The mobile phones of Spanish Prime Minister Pedro Sanchez and Defence Minister Margarita Robles were infected last year with the Israeli-made Pegasus spyware, the government said on Monday, the Associated Press reported.

The spyware gives attackers near-complete control over a victim’s phone via a zero-click attack – meaning that no action is required on the part of the victim for her data to be exposed.

The Israeli cyber intelligence company NSO Group has repeatedly defended the use of Pegasus, saying it is sold only to government agencies around the world for law enforcement and intelligence purposes.

At a news conference on Monday, the government minister for the presidency, Felix Bolanos, said that Sanchez’s phone had been breached twice in May 2021 and Robles’ device was targeted once in June of the same year.

“We have no doubt that this is an illicit, unauthorised intervention,” Bolanos added. “It comes from outside state organisms and it did not have judicial authorisation.”

Details about the breaches were sent to Spain’s National Court for further investigation, Bolanos told the news conference.

He also said that the hacking resulted in a “significant amount of data being obtained” from the mobiles phones of the two leaders.

“We are absolutely certain that it was an external attack because in Spain, in a democracy like ours, all such interventions are carried out by official bodies and with judicial authorisation,” the minister said, reported Al Jazeera. “In this case, neither of the two circumstances prevailed. We want the Justice Ministry to investigate.”
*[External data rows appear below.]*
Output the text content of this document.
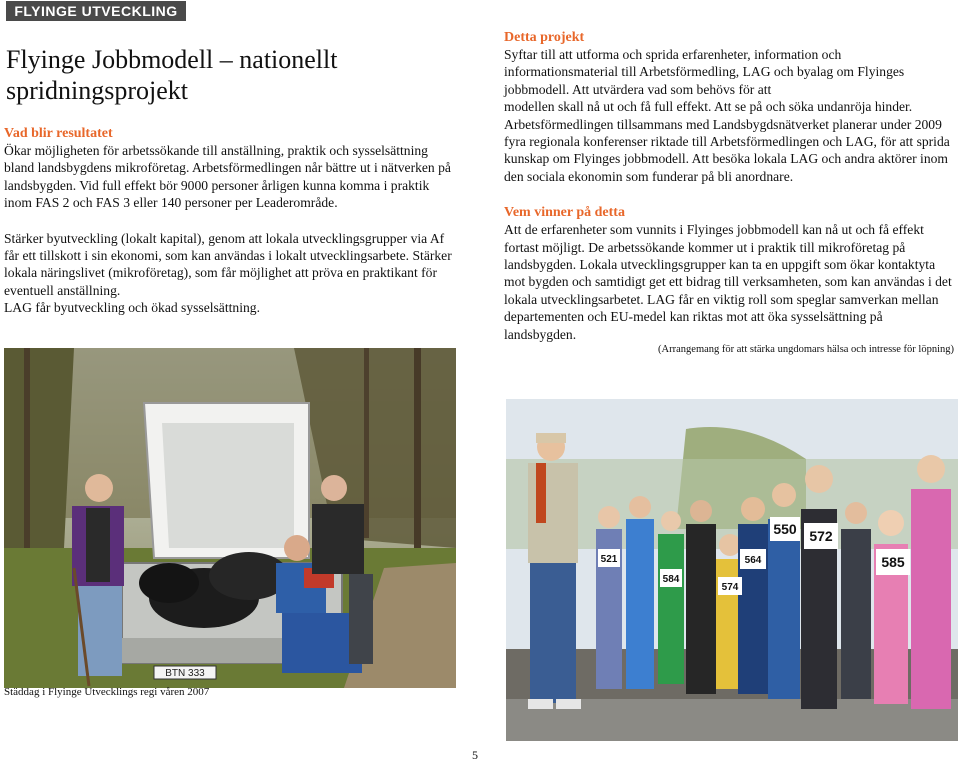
FLYINGE UTVECKLING
Flyinge Jobbmodell – nationellt spridningsprojekt
Vad blir resultatet

Ökar möjligheten för arbetssökande till anställning, praktik och sysselsättning bland landsbygdens mikroföretag. Arbetsförmedlingen når bättre ut i nätverken på landsbygden. Vid full effekt bör 9000 personer årligen kunna komma i praktik inom FAS 2 och FAS 3 eller 140 personer per Leaderområde.

Stärker byutveckling (lokalt kapital), genom att lokala utvecklingsgrupper via Af får ett tillskott i sin ekonomi, som kan användas i lokalt utvecklingsarbete. Stärker lokala näringslivet (mikroföretag), som får möjlighet att pröva en praktikant för eventuell anställning.

LAG får byutveckling och ökad sysselsättning.

Detta projekt

Syftar till att utforma och sprida erfarenheter, information och informationsmaterial till Arbetsförmedling, LAG och byalag om Flyinges jobbmodell. Att utvärdera vad som behövs för att

modellen skall nå ut och få full effekt. Att se på och söka undanröja hinder.

Arbetsförmedlingen tillsammans med Landsbygdsnätverket planerar under 2009 fyra regionala konferenser riktade till Arbetsförmedlingen och LAG, för att sprida kunskap om Flyinges jobbmodell. Att besöka lokala LAG och andra aktörer inom den sociala ekonomin som funderar på bli anordnare.

Vem vinner på detta

Att de erfarenheter som vunnits i Flyinges jobbmodell kan nå ut och få effekt fortast möjligt. De arbetssökande kommer ut i praktik till mikroföretag på landsbygden. Lokala utvecklingsgrupper kan ta en uppgift som ökar kontaktyta mot bygden och samtidigt get ett bidrag till verksamheten, som kan användas i det lokala utvecklingsarbetet. LAG får en viktig roll som speglar samverkan mellan departementen och EU-medel kan riktas mot att öka sysselsättning på landsbygden.

(Arrangemang för att stärka ungdomars hälsa och intresse för löpning)
BTN 333
Städdag i Flyinge Utvecklings regi våren 2007
550 572
585
521
584
564
574
5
The allegations came amid mounting pressure on Spain’s Socialist-led government to explain itself after Canada’s cybersecurity group Citizen Lab alleged that the phones of 65 activists of the Catalan separatist movement had been tapped with Pegasus spyware between 2017 and 2020, AP reported.

The Spanish government had assured that the National Intelligence Centre would investigate the alleged tapping of phones of the Catalan members, The Guardian reported.

In November, the United States Commerce Department added NSO Group to its trade blacklist.

Surveillance allegations in India

In July, the story about Pegasus being used by governments around the world to snoop on critics was broken by a consortium of international media organisations.

The exposes had shown that the military-grade spyware had been used for unauthorised surveillance of Opposition leaders, activists and journalists in India.

In India, the list of potential personalities who were targeted using the spyware include Congress leader Rahul Gandhi, former Election Commissioner of India Ashok Lavasa, Union ministers Ashwini Vaishnaw and Prahlad Singh Patel, industrialist Anil Ambani and former Central Bureau of Investigation Director Alok Verma.

Responding to the allegations, Ashwini Vaishnaw, the Union information technology minister, had told Parliament on July 19 that illegal surveillance was not possible in India.

In August, the Ministry of Defence had told the Rajya Sabha that it has “not had any transaction with NSO Group Technologies”.

Former Union minister Yashwant Sinha, journalist N Ram, the Editors Guild of India, Asian College of Journalism chairperson Sashi Kumar, Rajya Sabha MP John Brittas and advocate ML Sharma had filed pleas in the Supreme Court seeking an investigation into the matter.

In October, a bench led by Chief Justice NV Ramana had said that the government cannot evade answers under the garb of national security. It also formed a technical committee to investigate the case.

On April 18, the committee asked the Director Generals of Police of all states to inform them whether they had accessed the Pegasus spyware.